On the left of the group of figures  surrounding the grave, a child is about to add a plate of food to accompany the vessels. Organic remains like food are something which we can not now detect through archaeology except in the rarest of circumstances, but the vessels imply that such perishable things were placed with the remains. The girl is comforted by a boy to her right and a dog howls into the air.

The burial of the cremated remains takes place on the crest of the ridge which forms the backbone of Thanet’s chalk landscape,  in the top right a sailing vessel is shown in the Wantsum channel  which is overlooked by the ridge. In the top right small figures tend a flock of sheep on the crest of the ridge. The prevailing wind that swept the open downland ridge, blowing the hair of the group to the left is still notable in the present day.

A cremation burial is simply the gathered ashes of a burnt body, that was arranged with vessels and other objects according to prevailing beliefs and sealed below a covering of soil, forming a lasting memorial to the person buried.

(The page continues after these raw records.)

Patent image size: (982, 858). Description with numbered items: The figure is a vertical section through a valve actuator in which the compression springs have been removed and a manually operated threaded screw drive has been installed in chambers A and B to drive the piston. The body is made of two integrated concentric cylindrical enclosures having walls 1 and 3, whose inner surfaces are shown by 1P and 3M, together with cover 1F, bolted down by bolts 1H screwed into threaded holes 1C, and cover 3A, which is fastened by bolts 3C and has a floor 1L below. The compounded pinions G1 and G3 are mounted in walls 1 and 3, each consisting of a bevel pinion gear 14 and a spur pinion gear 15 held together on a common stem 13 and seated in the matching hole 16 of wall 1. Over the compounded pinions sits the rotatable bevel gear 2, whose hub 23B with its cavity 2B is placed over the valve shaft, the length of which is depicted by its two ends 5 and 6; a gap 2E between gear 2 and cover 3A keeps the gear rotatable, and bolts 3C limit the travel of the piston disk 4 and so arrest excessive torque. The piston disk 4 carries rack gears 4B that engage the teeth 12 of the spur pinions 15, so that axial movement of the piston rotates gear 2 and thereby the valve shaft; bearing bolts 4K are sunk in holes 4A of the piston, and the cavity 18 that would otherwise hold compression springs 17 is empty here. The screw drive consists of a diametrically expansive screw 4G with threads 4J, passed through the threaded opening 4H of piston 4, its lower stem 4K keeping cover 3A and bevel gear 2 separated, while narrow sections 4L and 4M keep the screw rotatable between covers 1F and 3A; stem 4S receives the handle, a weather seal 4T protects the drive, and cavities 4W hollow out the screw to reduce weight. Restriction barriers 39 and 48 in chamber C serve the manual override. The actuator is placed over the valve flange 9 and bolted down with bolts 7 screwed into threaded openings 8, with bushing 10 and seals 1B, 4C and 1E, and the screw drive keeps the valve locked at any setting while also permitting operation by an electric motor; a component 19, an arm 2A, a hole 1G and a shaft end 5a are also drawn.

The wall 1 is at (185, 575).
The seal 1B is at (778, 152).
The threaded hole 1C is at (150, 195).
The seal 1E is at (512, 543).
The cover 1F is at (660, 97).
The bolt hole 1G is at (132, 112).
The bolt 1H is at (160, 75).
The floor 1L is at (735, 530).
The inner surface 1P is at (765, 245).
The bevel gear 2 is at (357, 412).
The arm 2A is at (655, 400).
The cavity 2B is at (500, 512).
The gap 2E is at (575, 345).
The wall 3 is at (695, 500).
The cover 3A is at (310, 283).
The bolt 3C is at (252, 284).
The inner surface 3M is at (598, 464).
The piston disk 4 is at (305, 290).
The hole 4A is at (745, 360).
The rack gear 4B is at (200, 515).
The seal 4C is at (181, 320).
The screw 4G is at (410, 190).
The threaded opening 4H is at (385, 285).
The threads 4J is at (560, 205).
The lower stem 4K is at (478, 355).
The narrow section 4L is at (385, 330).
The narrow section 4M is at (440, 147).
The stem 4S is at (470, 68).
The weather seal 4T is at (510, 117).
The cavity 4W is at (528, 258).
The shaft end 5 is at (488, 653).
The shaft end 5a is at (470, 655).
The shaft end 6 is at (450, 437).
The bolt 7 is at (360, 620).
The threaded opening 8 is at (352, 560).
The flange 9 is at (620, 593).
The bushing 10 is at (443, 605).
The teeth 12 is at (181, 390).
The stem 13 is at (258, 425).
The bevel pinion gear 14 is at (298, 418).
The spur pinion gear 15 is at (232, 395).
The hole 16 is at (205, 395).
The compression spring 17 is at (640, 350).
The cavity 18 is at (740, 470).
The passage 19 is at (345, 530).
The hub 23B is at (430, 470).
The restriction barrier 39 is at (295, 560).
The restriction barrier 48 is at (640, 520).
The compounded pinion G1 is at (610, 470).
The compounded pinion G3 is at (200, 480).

The burning of a body is taking place in the background of this image on the crest of the ridge, using the wind to accelerate the wood fuelled fire so it could reach the temperatures that were necessary to reduce the body to ashes.

The landscape in this picture is recognisable to anyone who knows Thanet well, although it has changed considerably in recent years. However the details of the scene may reflect accurate archaeological data, it is still evocative of a distant time and of the human stories behind the objects that we recover as archaeological artefacts.

VM_365 Day 239 Grave 5, Thorne Roman cemetery

VM 239The image for Day 239 of the VM_365 project shows Grave 5 from the Thorne Roman cemetery. This cremation burial, dating to the first century AD, was excavated along the Monkton Gas Pipeline route between 1983-4.

Four pottery vessels were deposited in the grave and include a large urn, which contained the cremated remains of a child under the age of 12 years old, and three smaller accessory vessels; a small urn, a dish and a flagon.

The urn containing the cremation was a large jar in native grog tempered pottery with rough tooled chevron decoration on the shoulders. The ring necked flagon, in a pink buff sandy fabric, was made in the Canterbury district and had a three ribbed strap handle. The small beaker and dish were both made of smooth grey ware similar to Upchurch Ware but probably made locally on the banks of the Wantsum Channel.

A cremation burial in a globular amphora from the smae cemetery has previously featured on Day 236 of the VM_365 project.


Perkins, D. R. J. 1985. The Monkton Gas Pipeline. Archaeologia Cantiana CII, 43-69.

VM_365 Day 236 Roman cemetery site, Thorne, near Cliffsend

VM 326

This archive image for Day  236 of the VM_365 project shows a Roman cremation burial under excavation on the Monkton Gas Pipeline in 1983.  A small  cemetery of nine graves including inhumations and cremations was found near Thorne Farm during the installation of the gas pipeline.

The image above shows Grave 6, a cremation contained in a large globular amphora (Dressel type 20). The upper edges of the vessel, including the handles and the rim, were missing; lost through plough damage or stripping the soil for the pipeline.  An adult and a young child were represented by the cremated bones. The bones of small rodents and amphibians , frogs or toads, were found in a soil deposit above the cremated bone.   These creatures had presumably been trapped in the hollow void above the cremation deposit in the vessel after its burial.

The location of cremation and inhumation cemeteries of Roman date can be seen on our map of Roman Thanet shown on Day 61.